Pummel a block of clay to prepare it for sculpting. Roll the clay in your hands until it is soft and easy to work with. Keep it moist while working and cover the material when not working with it to prevent drying.
Sculpt the clay into a design you want to cast in aluminium. Start with a basic shape, such as the body, head and limbs of a person, to create the general size and proportion of the art. Later, add details to the design and smooth out any rough edges. Ensure that the clay is balanced and can stand on its own.
Allow the clay to dry completely. This will take at least two days; larger pieces will take longer. Fire your piece in a kiln following the manufacturer's directions for your type of clay. This will turn it into a sturdy ceramic sculpture.
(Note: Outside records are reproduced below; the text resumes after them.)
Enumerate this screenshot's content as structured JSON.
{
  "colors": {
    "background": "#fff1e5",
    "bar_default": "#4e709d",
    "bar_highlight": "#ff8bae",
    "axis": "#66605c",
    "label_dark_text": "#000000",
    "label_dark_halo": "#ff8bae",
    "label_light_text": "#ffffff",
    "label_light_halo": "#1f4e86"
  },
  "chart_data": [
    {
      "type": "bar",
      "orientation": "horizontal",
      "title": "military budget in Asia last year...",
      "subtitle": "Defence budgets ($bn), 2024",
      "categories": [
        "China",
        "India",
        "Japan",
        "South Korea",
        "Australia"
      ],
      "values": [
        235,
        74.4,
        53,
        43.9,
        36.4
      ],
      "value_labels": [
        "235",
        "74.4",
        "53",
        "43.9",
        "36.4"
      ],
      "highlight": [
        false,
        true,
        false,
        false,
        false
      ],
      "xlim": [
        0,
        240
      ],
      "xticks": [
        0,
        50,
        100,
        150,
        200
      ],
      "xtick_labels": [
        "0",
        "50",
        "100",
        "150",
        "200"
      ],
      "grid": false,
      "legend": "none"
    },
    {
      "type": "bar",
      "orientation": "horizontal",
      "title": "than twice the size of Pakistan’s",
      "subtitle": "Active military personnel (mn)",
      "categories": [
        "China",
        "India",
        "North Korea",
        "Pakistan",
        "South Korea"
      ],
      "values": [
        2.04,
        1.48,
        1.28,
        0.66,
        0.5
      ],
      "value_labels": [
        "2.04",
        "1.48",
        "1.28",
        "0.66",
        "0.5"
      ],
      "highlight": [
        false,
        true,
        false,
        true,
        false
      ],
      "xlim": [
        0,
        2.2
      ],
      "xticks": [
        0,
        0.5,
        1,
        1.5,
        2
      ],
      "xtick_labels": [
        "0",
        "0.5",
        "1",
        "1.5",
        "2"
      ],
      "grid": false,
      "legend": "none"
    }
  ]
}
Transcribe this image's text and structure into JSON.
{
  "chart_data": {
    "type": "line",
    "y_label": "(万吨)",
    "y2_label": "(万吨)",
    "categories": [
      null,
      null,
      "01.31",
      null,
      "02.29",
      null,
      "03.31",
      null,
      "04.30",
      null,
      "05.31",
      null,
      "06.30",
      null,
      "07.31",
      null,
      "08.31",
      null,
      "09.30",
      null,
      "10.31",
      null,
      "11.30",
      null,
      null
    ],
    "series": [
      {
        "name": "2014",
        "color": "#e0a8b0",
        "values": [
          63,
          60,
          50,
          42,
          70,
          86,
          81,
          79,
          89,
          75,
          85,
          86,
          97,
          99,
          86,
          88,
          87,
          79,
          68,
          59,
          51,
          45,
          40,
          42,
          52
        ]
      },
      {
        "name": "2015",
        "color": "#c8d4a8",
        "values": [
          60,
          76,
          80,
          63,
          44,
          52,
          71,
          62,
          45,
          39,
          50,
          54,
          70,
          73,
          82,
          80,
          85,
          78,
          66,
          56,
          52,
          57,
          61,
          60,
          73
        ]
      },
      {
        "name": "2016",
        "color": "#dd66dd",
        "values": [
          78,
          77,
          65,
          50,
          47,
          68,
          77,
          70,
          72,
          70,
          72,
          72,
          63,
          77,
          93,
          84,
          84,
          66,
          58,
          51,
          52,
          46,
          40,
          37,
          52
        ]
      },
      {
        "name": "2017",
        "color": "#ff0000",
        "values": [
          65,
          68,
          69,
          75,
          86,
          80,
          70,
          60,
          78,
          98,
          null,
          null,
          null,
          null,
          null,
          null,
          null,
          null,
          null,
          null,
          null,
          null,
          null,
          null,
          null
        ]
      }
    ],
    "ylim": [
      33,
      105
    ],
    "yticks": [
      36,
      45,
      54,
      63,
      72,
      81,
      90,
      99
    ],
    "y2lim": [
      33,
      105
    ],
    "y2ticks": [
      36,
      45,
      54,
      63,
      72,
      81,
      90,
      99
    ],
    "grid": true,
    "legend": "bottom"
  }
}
Create a rubber skin mould of the sculpture's exterior. Paint the rubber skin liquid on the surface of the sculpture, or seek a foundry worker to do this for you. When it dries, this material will pick up each detail of the art piece. Remove the rubber mould from the ceramic sculpture.
Coat the inside of the rubber mould with melted wax. Create a 1/4-inch thick layer around the inside of the mould. Allow the wax to dry and remove the rubber mould. You will now have a hollow replica of your ceramic sculpture.
Pour an investment plaster inside the wax replica and apply it to the outside of the piece as well. This plaster, which is mixed with sand and other refractory aggregates, creates a shell around the wax mould and holds the aluminium as it takes the shape of the wax.
Put on protective gear, including leather boots and gloves, and safety goggles or a full-face shield. Wear thick cotton clothing, including a long-sleeve shirt and trousers, which won't melt under the high heat.
Pour melted aluminium into the plaster mould. The hot aluminium will melt and replace the wax inside the mould.
To reveal your cast aluminium sculpture, shatter the outside of the mould with a hammer once the metal begins to harden. When the metal is completely dry, polish the aluminium to whatever texture you desire.
Many artists choose to hire a professional foundry worker to make the castings of the ceramic sculpture and pour the metal.
Ensure the work area is well ventilated. When pouring melted aluminium, work over dry sand to catch any liquid spills. Remove any flammable materials from the foundry area to prevent fires.